Detroit was out of timeouts at the end of the game and failed to attempt a shot, allowing the Thunder to spoil its home opener for the second straight season.
Oklahoma City, expected to be a Western Conference power this season, was in control for much of the game only to open the door for a Detroit comeback in the final seconds.
The Thunder made their first 24 free throws and 37 of 44 overall, but Durant missed one with 14 seconds left and Serge Ibaka split a pair with 18 seconds to go.
"I was kicking myself," said Durant, who had 30 points for the second straight game after leading the league in scoring last season. "But I knew I had to knock the second one down. I owe Jeff something now because he picked me up there.
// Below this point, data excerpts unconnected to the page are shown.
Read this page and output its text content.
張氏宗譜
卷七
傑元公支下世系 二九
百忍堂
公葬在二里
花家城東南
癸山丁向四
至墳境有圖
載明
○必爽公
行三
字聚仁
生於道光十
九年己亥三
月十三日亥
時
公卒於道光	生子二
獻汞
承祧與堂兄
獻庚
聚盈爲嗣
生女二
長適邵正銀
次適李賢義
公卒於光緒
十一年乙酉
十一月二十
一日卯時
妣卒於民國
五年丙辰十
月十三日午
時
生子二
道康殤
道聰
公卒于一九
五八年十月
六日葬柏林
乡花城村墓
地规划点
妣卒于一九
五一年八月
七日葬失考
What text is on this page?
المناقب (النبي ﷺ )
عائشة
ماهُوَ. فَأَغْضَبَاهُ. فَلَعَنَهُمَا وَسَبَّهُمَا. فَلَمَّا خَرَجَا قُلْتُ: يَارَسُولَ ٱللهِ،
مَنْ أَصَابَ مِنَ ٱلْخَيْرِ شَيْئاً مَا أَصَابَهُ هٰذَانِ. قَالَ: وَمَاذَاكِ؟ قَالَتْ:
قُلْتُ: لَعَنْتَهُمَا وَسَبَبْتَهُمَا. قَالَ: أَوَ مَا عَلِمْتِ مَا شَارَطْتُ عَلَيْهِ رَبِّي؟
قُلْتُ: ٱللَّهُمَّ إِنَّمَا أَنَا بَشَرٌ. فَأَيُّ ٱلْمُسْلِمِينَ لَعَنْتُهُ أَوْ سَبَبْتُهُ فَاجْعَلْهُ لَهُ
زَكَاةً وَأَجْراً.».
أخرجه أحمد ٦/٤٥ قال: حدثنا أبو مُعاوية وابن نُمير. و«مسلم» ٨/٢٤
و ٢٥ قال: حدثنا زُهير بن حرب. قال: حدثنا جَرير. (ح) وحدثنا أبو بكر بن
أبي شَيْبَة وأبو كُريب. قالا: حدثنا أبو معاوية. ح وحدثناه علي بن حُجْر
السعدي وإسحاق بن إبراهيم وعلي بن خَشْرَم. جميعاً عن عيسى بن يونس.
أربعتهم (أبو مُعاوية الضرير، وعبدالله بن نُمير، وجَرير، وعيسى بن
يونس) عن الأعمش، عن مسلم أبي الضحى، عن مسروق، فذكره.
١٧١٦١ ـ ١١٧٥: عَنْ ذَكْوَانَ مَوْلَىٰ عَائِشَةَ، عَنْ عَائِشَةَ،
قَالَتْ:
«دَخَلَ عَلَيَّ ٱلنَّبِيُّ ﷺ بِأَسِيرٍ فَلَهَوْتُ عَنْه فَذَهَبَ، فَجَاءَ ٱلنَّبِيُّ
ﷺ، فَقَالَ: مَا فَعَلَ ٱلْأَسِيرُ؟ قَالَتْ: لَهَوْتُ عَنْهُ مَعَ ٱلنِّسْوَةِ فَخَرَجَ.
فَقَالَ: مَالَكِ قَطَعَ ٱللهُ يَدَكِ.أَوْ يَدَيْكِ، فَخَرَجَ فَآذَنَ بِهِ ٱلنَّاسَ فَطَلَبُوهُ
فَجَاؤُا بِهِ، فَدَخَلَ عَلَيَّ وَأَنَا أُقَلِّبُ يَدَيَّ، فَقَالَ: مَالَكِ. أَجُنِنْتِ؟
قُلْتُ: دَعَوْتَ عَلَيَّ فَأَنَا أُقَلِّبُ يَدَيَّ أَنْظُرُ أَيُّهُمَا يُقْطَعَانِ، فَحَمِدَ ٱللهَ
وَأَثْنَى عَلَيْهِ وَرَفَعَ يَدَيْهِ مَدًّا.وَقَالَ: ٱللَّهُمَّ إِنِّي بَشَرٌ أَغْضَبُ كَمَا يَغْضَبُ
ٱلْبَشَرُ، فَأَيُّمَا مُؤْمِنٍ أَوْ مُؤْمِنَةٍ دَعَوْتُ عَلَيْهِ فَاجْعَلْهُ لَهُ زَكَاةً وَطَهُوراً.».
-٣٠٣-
Winning a game like that on a broken play is huge - Jeff really came through."
Charlie Villanueva made a go-ahead 3-pointer with 7.5 seconds left, but Detroit's decision to deny Durant the ball at all costs backfired.
"Tayshaun Prince really did too good of a job taking the ball away from Durant," Pistons coach John Kuester said. "Jeff Green didn't know what to do but drive the ball and unfortunately, it didn't work out the way we wanted it to."
Detroit dropped to 0-2 for the first time since losing the first four games of the 1999-2000 season. The Pistons blew a seven-point lead with 1:40 left at New Jersey and lost 101-98 in Wednesday night's opener.
"We have to get better closing out games," Ben Wallace said. "We did everything to give ourselves a chance to win, and we let it slip away.
"It's a long season. If we keep continue to play the way we're playing, our fortunes will turn and things will start to go our way."
Gordon had 32 points and Rodney Stuckey scored 24 for the Pistons.
Oklahoma City took advantage of its ability to draw contact and make free throws for the second straight game. The Thunder were 38 of 47 at the line in the season-opening win over the Chicago Bulls.
Durant led the way for the up-and-coming Thunder and had plenty of help.
Gordon, who had his second-highest scoring game as a Piston, made 11 of 16 shots -- including a pair of 3-pointers -- and eight of nine free throws.
His teammates didn't get to the line much, combining to attempt just 11 free throws, making eight of them.
"I feel bad for Detroit because they've played well twice and not come away with anything either time," Thunder coach Scott Brooks said. "That just shows you how hard it is to get a win in this league."
- Pistons owner Karen Davidson said she had no comment on the pending sale of the team and won't have anything to say publicly when the deal is done. "I'm going to hand over the keys and walk away" Davidson said before the game. NBA Commissioner David Stern said last week he was optimistic the sale would be completed in November. Detroit Tigers and Red Wings owner Mike Ilitch has been discussing terms of the deal for a few weeks during an exclusive negotiating period.
- The Thunder had five players with at least two steals.
- Pistons G Will Bynum didn't play because of a hamstring injury.